Step 1: Understanding the Question:
We need to find the ratio of the elongation produced in wire \(X\) to that in wire \(Y\).
We are given that they are made of the same material, subjected to the same stretching force, and have known ratios for their lengths and diameters.
Step 2: Key Formula or Approach:
According to Hooke's Law, the longitudinal elongation \(\Delta L\) under a tension load \(F\) is given by:
\[ \Delta L = \frac{F \cdot L}{A \cdot Y} \]
where \(L\) is the length, \(A\) is the cross-sectional area, and \(Y\) is Young's modulus.
Expressing the circular cross-sectional area in terms of diameter \(d\) where \(A = \frac{\pi d^2}{4}\):
\[ \Delta L = \frac{4FL}{\pi d^2 Y} \]
Step 3: Detailed Explanation:
1. Both wires are made of the same material, which means their Young's modulus values are equal (\(Y_X = Y_Y\)).
2. They are subjected to the same stretching force (\(F_X = F_Y\)).
3. From this, we establish that the elongation is directly proportional to length and inversely proportional to the square of the diameter:
\[ \Delta L \propto \frac{L}{d^2} \]
4. The given ratios are:
- Length ratio: \(\frac{L_X}{L_Y} = \frac{1}{2}\)
- Diameter ratio: \(\frac{d_X}{d_Y} = \frac{2}{1} \implies \frac{d_Y}{d_X} = \frac{1}{2}\)

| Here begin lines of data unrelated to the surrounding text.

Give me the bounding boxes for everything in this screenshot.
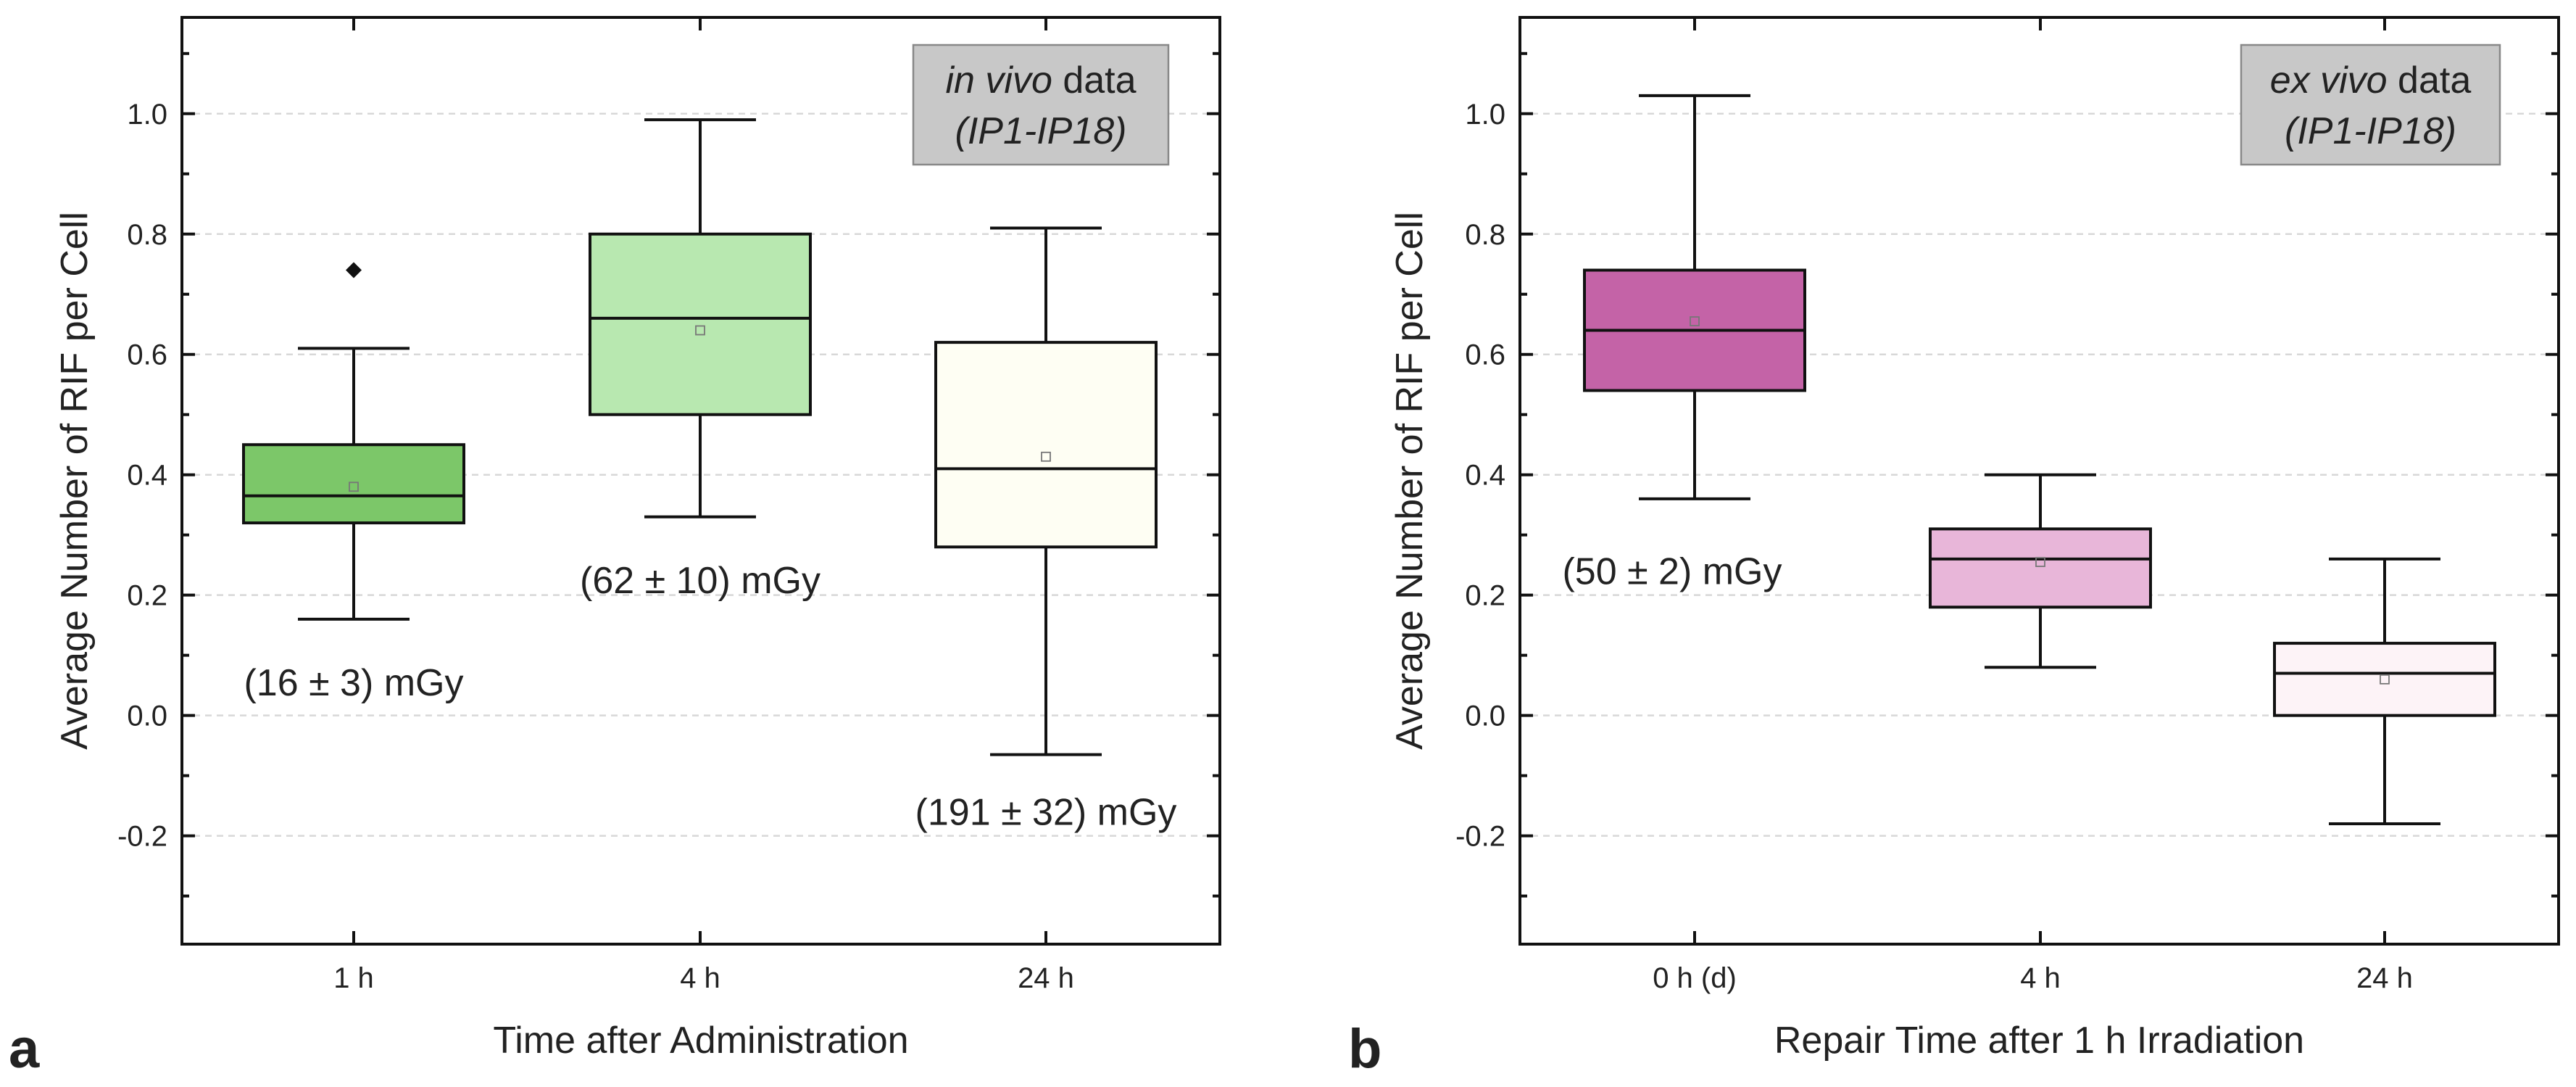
box-4-h: [1929, 473, 2152, 669]
y-tick-label: -0.2: [117, 821, 167, 853]
y-tick-label: -0.2: [1455, 821, 1505, 853]
x-axis-title: Time after Administration: [493, 1020, 908, 1062]
outlier-point: [346, 262, 362, 278]
x-tick-label: 4 h: [680, 962, 720, 994]
panel-b: (50 ± 2) mGy -0.2 0.0 0.2 0.4 0.6 0.8 1.0 0 h (d…: [1348, 16, 2560, 1080]
data-source-line-2: (IP1-IP18): [2285, 110, 2456, 152]
y-axis-title: Average Number of RIF per Cell: [1389, 212, 1431, 750]
box-4-h: [589, 118, 812, 518]
box-1-h: [242, 262, 465, 621]
x-tick-label: 1 h: [333, 962, 374, 994]
data-source-box: [912, 44, 1170, 166]
y-tick-label: 0.0: [1465, 700, 1505, 732]
box-24-h: [934, 226, 1158, 756]
y-tick-label: 0.4: [1465, 460, 1505, 492]
panel-a: (16 ± 3) mGy (62 ± 10) mGy (191 ± 32) mGy -…: [9, 16, 1221, 1080]
x-axis-title: Repair Time after 1 h Irradiation: [1774, 1020, 2304, 1062]
mean-marker: [1041, 451, 1051, 462]
mean-marker: [349, 481, 359, 492]
y-tick-label: 0.8: [1465, 219, 1505, 251]
x-tick-label: 24 h: [2356, 962, 2413, 994]
data-source-line-1: in vivo data: [945, 59, 1136, 102]
y-tick-label: 0.6: [127, 339, 167, 371]
panel-label: a: [9, 1018, 40, 1080]
x-tick-label: 24 h: [1018, 962, 1074, 994]
mean-marker: [2035, 557, 2045, 567]
y-tick-label: 0.4: [127, 460, 167, 492]
data-source-rest: data: [1052, 59, 1137, 102]
data-source-box: [2240, 44, 2501, 166]
data-source-line-2: (IP1-IP18): [955, 110, 1127, 152]
box-iqr: [589, 232, 812, 416]
y-tick-label: 0.8: [127, 219, 167, 251]
box-iqr: [2273, 642, 2496, 717]
mean-marker: [695, 325, 705, 336]
dose-label: (62 ± 10) mGy: [580, 560, 820, 602]
mean-marker: [2380, 674, 2390, 685]
box-0-h-d-: [1583, 94, 1806, 500]
dose-label: (191 ± 32) mGy: [915, 791, 1177, 833]
box-iqr: [1929, 527, 2152, 609]
y-tick-label: 0.2: [1465, 580, 1505, 612]
box-iqr: [934, 341, 1158, 549]
x-tick-label: 4 h: [2020, 962, 2061, 994]
dose-label: (50 ± 2) mGy: [1562, 550, 1782, 592]
data-source-italic: ex vivo: [2270, 59, 2388, 102]
y-tick-label: 0.6: [1465, 339, 1505, 371]
y-tick-label: 1.0: [1465, 99, 1505, 131]
y-tick-label: 0.0: [127, 700, 167, 732]
y-tick-label: 0.2: [127, 580, 167, 612]
mean-marker: [1690, 316, 1700, 326]
x-tick-label: 0 h (d): [1653, 962, 1737, 994]
box-iqr: [242, 443, 465, 525]
y-axis-title: Average Number of RIF per Cell: [54, 212, 96, 750]
box-24-h: [2273, 557, 2496, 826]
y-tick-label: 1.0: [127, 99, 167, 131]
data-source-italic: in vivo: [945, 59, 1052, 102]
data-source-rest: data: [2388, 59, 2472, 102]
dose-label: (16 ± 3) mGy: [244, 662, 463, 704]
data-source-line-1: ex vivo data: [2270, 59, 2472, 102]
panel-label: b: [1348, 1018, 1382, 1080]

5. Set up the ratio for the elongations:
\[ \frac{\Delta L_X}{\Delta L_Y} = \left(\frac{L_X}{L_Y}\right) \times \left(\frac{d_Y}{d_X}\right)^2 \]
6. Substitute the given ratios into the proportionality equation:
\[ \frac{\Delta L_X}{\Delta L_Y} = \left( \frac{1}{2} \right) \times \left( \frac{1}{2} \right)^2 \]
\[ \frac{\Delta L_X}{\Delta L_Y} = \frac{1}{2} \times \frac{1}{4} = \frac{1}{8} \]
This gives the ratio \(1 : 8\), which matches Option (B).
Step 4: Final Answer:
The ratio of the elongation produced in wire \(X\) to that in wire \(Y\) is \(1 : 8\), which corresponds to Option (B).